No, you weren’t. You were just a pitiful little guy who was force-fed on celebrity, relished it, then spent your life trying to recreate the childhood that had been denied you, in payment for the celebrity. I don’t know whether Michael Jackson had sex with young boys, as was alleged. I do know that he was as ignorant as a rock, and a sad representation of what it means to be rich and famous – sad, that is, except to the significant proportion of Americans (and Europeans and Asians too) who on every available public occasion reveal that they too are seriously unbalanced.

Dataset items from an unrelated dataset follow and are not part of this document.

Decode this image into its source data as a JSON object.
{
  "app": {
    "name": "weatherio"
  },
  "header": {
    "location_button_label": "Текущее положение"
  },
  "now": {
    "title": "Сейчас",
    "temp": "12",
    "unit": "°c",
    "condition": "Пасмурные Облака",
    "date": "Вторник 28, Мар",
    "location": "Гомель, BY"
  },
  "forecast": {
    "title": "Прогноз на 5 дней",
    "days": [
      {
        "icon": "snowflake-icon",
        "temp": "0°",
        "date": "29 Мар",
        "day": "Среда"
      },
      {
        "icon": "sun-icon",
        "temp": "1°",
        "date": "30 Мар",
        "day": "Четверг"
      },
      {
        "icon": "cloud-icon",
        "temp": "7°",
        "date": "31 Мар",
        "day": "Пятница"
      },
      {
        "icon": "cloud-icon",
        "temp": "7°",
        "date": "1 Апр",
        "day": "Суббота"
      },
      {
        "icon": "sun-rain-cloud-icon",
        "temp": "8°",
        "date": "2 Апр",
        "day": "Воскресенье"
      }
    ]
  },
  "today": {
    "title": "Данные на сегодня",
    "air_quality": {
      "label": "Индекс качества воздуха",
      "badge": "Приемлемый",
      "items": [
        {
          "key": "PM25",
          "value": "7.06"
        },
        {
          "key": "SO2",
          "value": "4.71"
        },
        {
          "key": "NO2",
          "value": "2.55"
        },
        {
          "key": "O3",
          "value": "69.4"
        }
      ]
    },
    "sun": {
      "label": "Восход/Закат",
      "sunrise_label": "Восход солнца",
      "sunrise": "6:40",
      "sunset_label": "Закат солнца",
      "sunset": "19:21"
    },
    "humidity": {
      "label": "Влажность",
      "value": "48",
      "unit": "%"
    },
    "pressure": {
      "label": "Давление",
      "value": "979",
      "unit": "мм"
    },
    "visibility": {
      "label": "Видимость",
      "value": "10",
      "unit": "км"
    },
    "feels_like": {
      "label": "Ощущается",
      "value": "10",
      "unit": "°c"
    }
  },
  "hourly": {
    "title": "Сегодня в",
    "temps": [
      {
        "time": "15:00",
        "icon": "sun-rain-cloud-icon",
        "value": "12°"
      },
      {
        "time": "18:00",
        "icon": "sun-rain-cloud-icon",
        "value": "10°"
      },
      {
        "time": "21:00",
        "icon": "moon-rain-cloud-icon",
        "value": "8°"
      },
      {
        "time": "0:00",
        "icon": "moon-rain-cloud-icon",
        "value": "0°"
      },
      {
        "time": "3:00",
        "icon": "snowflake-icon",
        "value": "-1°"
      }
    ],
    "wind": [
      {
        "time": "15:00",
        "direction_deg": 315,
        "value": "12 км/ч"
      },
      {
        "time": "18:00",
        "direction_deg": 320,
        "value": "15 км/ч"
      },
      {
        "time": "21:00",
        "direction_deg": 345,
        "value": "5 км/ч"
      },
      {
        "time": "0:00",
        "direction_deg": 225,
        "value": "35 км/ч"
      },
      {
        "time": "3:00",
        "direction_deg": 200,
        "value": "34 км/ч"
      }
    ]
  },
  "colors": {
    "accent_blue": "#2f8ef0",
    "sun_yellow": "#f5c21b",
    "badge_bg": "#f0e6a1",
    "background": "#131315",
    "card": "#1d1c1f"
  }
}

These are the people who honored Michael, as they honored Princess Di – and, I guess, every other dead celebrity except Richard Nixon – by leaving teddy bears and candles and pictures of themselves and love notes and other trash at any convenient spot associated with the deceased. These are the people who besieged the hospital where he died, blocking its entrances to patients in need of help. These are the people who treated his little brass star on Hollywood Boulevard as if it were a religious shrine, kneeling in tears and leaving in hysterics.

Then there are all those others, people who aren’t really eccentrics but just play them on TV, having reached the opinion that everybody else is one, so that’s where the bucks are located. I refer to the celebrities and semi-celebrities who rushed to testify that Michael was the “greatest artist of the 20th century,” “the best-known person in the world,” “a man for whom we should all be thankful,” “a gift from God,” “a shy, sensitive young man,” “a great humanitarian,” and so forth and so on.

It seemed to make no difference to African-American talking heads – though it probably made a difference to a lot of African-Americans who didn’t have easy access to the media – that Michael was so freaked out by his ethnicity that he spent the second half of his life-transforming himself from a sexy black man into a grotesquely repulsive white man. It seemed to make no difference to gays-on-TV that he did everything he possibly could to deny being gay.

And listen: aren’t you tired of hearing Fox News categorized as the “right-wing network,” a site that broadcasts nothing but conservative and libertarian propaganda? During the Jackson mourning orgy, Fox was indistinguishable from CNN, except that maybe it was worse. It was all Michael Jackson, all the time, and day after weary day. At commercial breaks, Fox filled the TV box with the image of Jackson, his dates, and the kind of solemn music that my set hasn’t broadcast since the funeral of Konstantin Chernenko.

But to return. Before he was done, Michael Jackson had repudiated every aspect of his identity that he could manage to repudiate – his race, his sexuality, his age, his religion, his friends, his health, even the animals on which he was once renowned for doting – yet to hundreds of millions of people around the world, that meant nothing, because there was one aspect that he did not repudiate. He was a fool, and the fools recognized their own.